Nobody really knows how many Jews were forced to flee areas of Palestine that became Arab in the 1948 war. According to a new book on the subject, the number could be as high as 70,000. David Shayne reports in the Jerusalem Post:
70 years ago, war ravaged what was, until May 15, 1948, the British-ruled “Palestine Mandate.” As is common in war, many civilians were uprooted. This well-publicized fact is the heart of the Great Debate over the justice or injustice of Israel’s founding. Arguments rage over the number of Palestinian Arab refugees – anywhere from 300,000 to 800,000 – and the causes of their dispossession.
However, a lesser known fact is that between 10% and 20% of “Palestinian” refugees were Jews. Not the 400,000-800,000 Jews who fled or were driven from Arab countries during the same time, but Palestinian Jews – or Israelis, as they were later called.
I first encountered this surprising fact in Benny Morris’s book 1948, where he puts the number of Jewish refugees at 70,000 but provides little discussion as to why the number is so large.

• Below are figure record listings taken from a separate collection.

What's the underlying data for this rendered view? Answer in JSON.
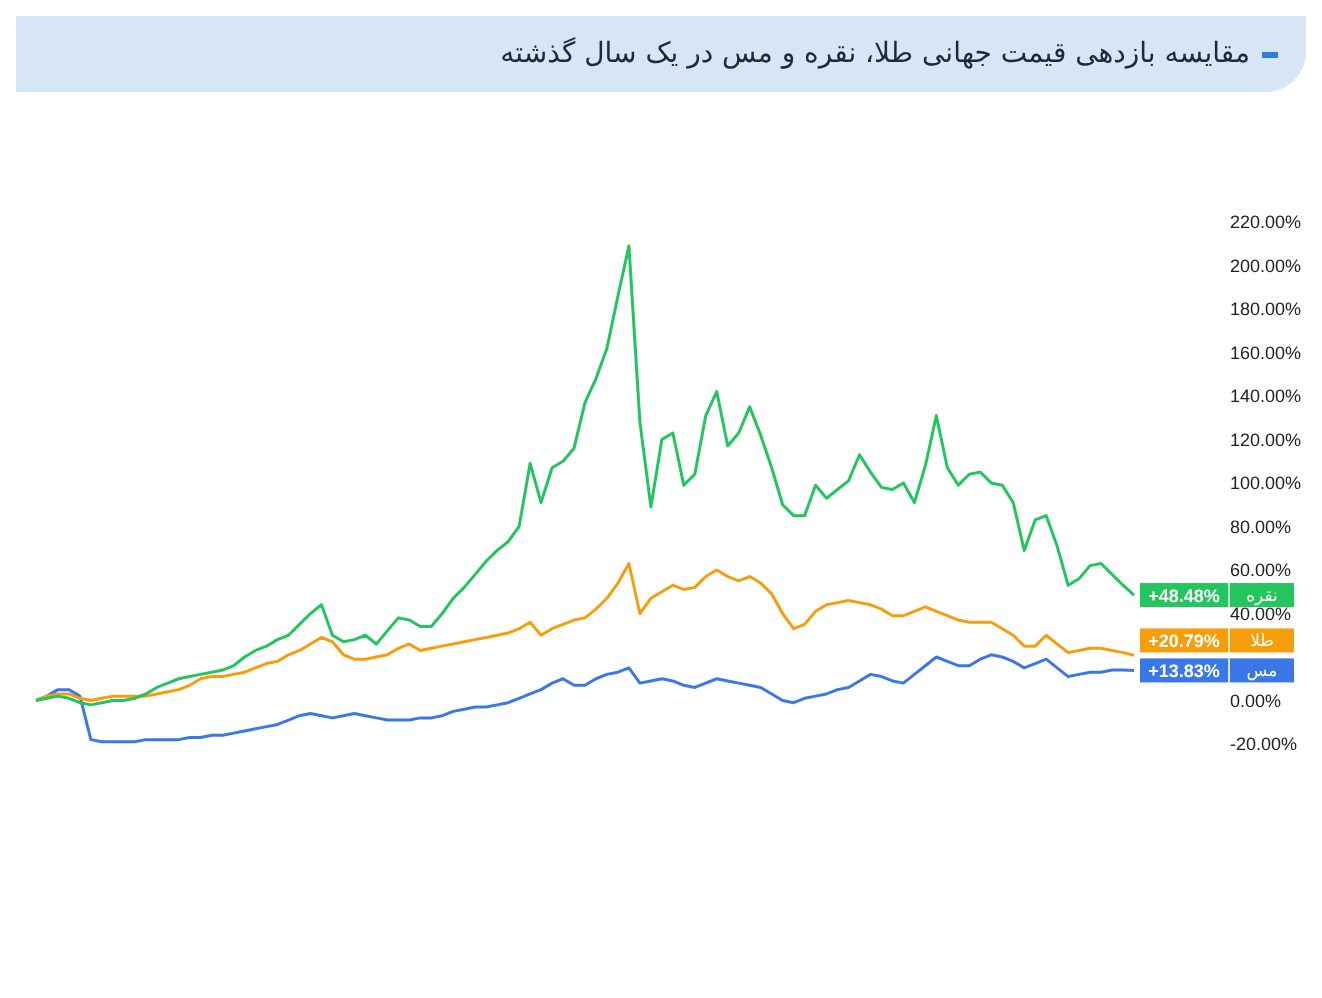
{
  "chart_data": {
    "type": "line",
    "title": "مقایسه بازدهی قیمت جهانی طلا، نقره و مس در یک سال گذشته",
    "categories": [
      null,
      null,
      null,
      null,
      null,
      null,
      null,
      null,
      null,
      null,
      null,
      null,
      null,
      null,
      null,
      null,
      null,
      null,
      null,
      null,
      null,
      null,
      null,
      null,
      null,
      null,
      null,
      null,
      null,
      null,
      null,
      null,
      null,
      null,
      null,
      null,
      null,
      null,
      null,
      null,
      null,
      null,
      null,
      null,
      null,
      null,
      null,
      null,
      null,
      null,
      null,
      null,
      null,
      null,
      null,
      null,
      null,
      null,
      null,
      null,
      null,
      null,
      null,
      null,
      null,
      null,
      null,
      null,
      null,
      null,
      null,
      null,
      null,
      null,
      null,
      null,
      null,
      null,
      null,
      null,
      null,
      null,
      null,
      null,
      null,
      null,
      null,
      null,
      null,
      null,
      null,
      null,
      null,
      null,
      null,
      null,
      null,
      null,
      null,
      null,
      null
    ],
    "ylim": [
      -20,
      220
    ],
    "legend": "right",
    "marker": "none",
    "line_style": "solid",
    "yticks": [
      {
        "value": -20,
        "label": "-20.00%"
      },
      {
        "value": 0,
        "label": "0.00%"
      },
      {
        "value": 40,
        "label": "40.00%"
      },
      {
        "value": 60,
        "label": "60.00%"
      },
      {
        "value": 80,
        "label": "80.00%"
      },
      {
        "value": 100,
        "label": "100.00%"
      },
      {
        "value": 120,
        "label": "120.00%"
      },
      {
        "value": 140,
        "label": "140.00%"
      },
      {
        "value": 160,
        "label": "160.00%"
      },
      {
        "value": 180,
        "label": "180.00%"
      },
      {
        "value": 200,
        "label": "200.00%"
      },
      {
        "value": 220,
        "label": "220.00%"
      }
    ],
    "series": [
      {
        "name": "نقره",
        "color": "#22c55e",
        "values": [
          0,
          1,
          2,
          1,
          -1,
          -2,
          -1,
          0,
          0,
          1,
          3,
          6,
          8,
          10,
          11,
          12,
          13,
          14,
          16,
          20,
          23,
          25,
          28,
          30,
          35,
          40,
          44,
          30,
          27,
          28,
          30,
          26,
          32,
          38,
          37,
          34,
          34,
          40,
          47,
          52,
          58,
          64,
          69,
          73,
          80,
          109,
          91,
          107,
          110,
          116,
          137,
          148,
          162,
          186,
          209,
          128,
          89,
          120,
          123,
          99,
          104,
          131,
          142,
          117,
          123,
          135,
          122,
          107,
          90,
          85,
          85,
          99,
          93,
          97,
          101,
          113,
          105,
          98,
          97,
          100,
          91,
          108,
          131,
          107,
          99,
          104,
          105,
          100,
          99,
          91,
          69,
          83,
          85,
          71,
          53,
          56,
          62,
          63,
          58,
          53,
          48.48
        ],
        "value_labels": [
          null,
          null,
          null,
          null,
          null,
          null,
          null,
          null,
          null,
          null,
          null,
          null,
          null,
          null,
          null,
          null,
          null,
          null,
          null,
          null,
          null,
          null,
          null,
          null,
          null,
          null,
          null,
          null,
          null,
          null,
          null,
          null,
          null,
          null,
          null,
          null,
          null,
          null,
          null,
          null,
          null,
          null,
          null,
          null,
          null,
          null,
          null,
          null,
          null,
          null,
          null,
          null,
          null,
          null,
          null,
          null,
          null,
          null,
          null,
          null,
          null,
          null,
          null,
          null,
          null,
          null,
          null,
          null,
          null,
          null,
          null,
          null,
          null,
          null,
          null,
          null,
          null,
          null,
          null,
          null,
          null,
          null,
          null,
          null,
          null,
          null,
          null,
          null,
          null,
          null,
          null,
          null,
          null,
          null,
          null,
          null,
          null,
          null,
          null,
          null,
          "+48.48%"
        ]
      },
      {
        "name": "طلا",
        "color": "#f59e0b",
        "values": [
          0,
          2,
          3,
          3,
          1,
          0,
          1,
          2,
          2,
          2,
          2,
          3,
          4,
          5,
          7,
          10,
          11,
          11,
          12,
          13,
          15,
          17,
          18,
          21,
          23,
          26,
          29,
          27,
          21,
          19,
          19,
          20,
          21,
          24,
          26,
          23,
          24,
          25,
          26,
          27,
          28,
          29,
          30,
          31,
          33,
          36,
          30,
          33,
          35,
          37,
          38,
          42,
          47,
          54,
          63,
          40,
          47,
          50,
          53,
          51,
          52,
          57,
          60,
          57,
          55,
          57,
          54,
          49,
          40,
          33,
          35,
          41,
          44,
          45,
          46,
          45,
          44,
          42,
          39,
          39,
          41,
          43,
          41,
          39,
          37,
          36,
          36,
          36,
          33,
          30,
          25,
          25,
          30,
          26,
          22,
          23,
          24,
          24,
          23,
          22,
          20.79
        ],
        "value_labels": [
          null,
          null,
          null,
          null,
          null,
          null,
          null,
          null,
          null,
          null,
          null,
          null,
          null,
          null,
          null,
          null,
          null,
          null,
          null,
          null,
          null,
          null,
          null,
          null,
          null,
          null,
          null,
          null,
          null,
          null,
          null,
          null,
          null,
          null,
          null,
          null,
          null,
          null,
          null,
          null,
          null,
          null,
          null,
          null,
          null,
          null,
          null,
          null,
          null,
          null,
          null,
          null,
          null,
          null,
          null,
          null,
          null,
          null,
          null,
          null,
          null,
          null,
          null,
          null,
          null,
          null,
          null,
          null,
          null,
          null,
          null,
          null,
          null,
          null,
          null,
          null,
          null,
          null,
          null,
          null,
          null,
          null,
          null,
          null,
          null,
          null,
          null,
          null,
          null,
          null,
          null,
          null,
          null,
          null,
          null,
          null,
          null,
          null,
          null,
          null,
          "+20.79%"
        ]
      },
      {
        "name": "مس",
        "color": "#3b78e7",
        "values": [
          0,
          2,
          5,
          5,
          2,
          -18,
          -19,
          -19,
          -19,
          -19,
          -18,
          -18,
          -18,
          -18,
          -17,
          -17,
          -16,
          -16,
          -15,
          -14,
          -13,
          -12,
          -11,
          -9,
          -7,
          -6,
          -7,
          -8,
          -7,
          -6,
          -7,
          -8,
          -9,
          -9,
          -9,
          -8,
          -8,
          -7,
          -5,
          -4,
          -3,
          -3,
          -2,
          -1,
          1,
          3,
          5,
          8,
          10,
          7,
          7,
          10,
          12,
          13,
          15,
          8,
          9,
          10,
          9,
          7,
          6,
          8,
          10,
          9,
          8,
          7,
          6,
          3,
          0,
          -1,
          1,
          2,
          3,
          5,
          6,
          9,
          12,
          11,
          9,
          8,
          12,
          16,
          20,
          18,
          16,
          16,
          19,
          21,
          20,
          18,
          15,
          17,
          19,
          15,
          11,
          12,
          13,
          13,
          14,
          14,
          13.83
        ],
        "value_labels": [
          null,
          null,
          null,
          null,
          null,
          null,
          null,
          null,
          null,
          null,
          null,
          null,
          null,
          null,
          null,
          null,
          null,
          null,
          null,
          null,
          null,
          null,
          null,
          null,
          null,
          null,
          null,
          null,
          null,
          null,
          null,
          null,
          null,
          null,
          null,
          null,
          null,
          null,
          null,
          null,
          null,
          null,
          null,
          null,
          null,
          null,
          null,
          null,
          null,
          null,
          null,
          null,
          null,
          null,
          null,
          null,
          null,
          null,
          null,
          null,
          null,
          null,
          null,
          null,
          null,
          null,
          null,
          null,
          null,
          null,
          null,
          null,
          null,
          null,
          null,
          null,
          null,
          null,
          null,
          null,
          null,
          null,
          null,
          null,
          null,
          null,
          null,
          null,
          null,
          null,
          null,
          null,
          null,
          null,
          null,
          null,
          null,
          null,
          null,
          null,
          "+13.83%"
        ]
      }
    ]
  }
}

I asked acquaintances whom I consider to be knowledgeable, how many Jewish refugees the war created and all believed only few hundred to a couple of thousand – considering only the most devastating defeats, like the fall of the Old City of Jerusalem and the Etzion Bloc.
I wondered whether Prof. Morris, among Israel’s most valuable and important historians, made a mistake in citing such a high number, or perhaps a typo – may be he meant 7,000?
Enter Dr. Nurit Cohen-Levinovsky, a historian with the Rabin Center and author of Jewish Refugees in Israel’s War of Independence (Hebrew). Her book supports Morris’s claim – she estimates closer to 60,000 Jewish refugees – and provides a broad analysis of the causes and scope of that Jewish flight.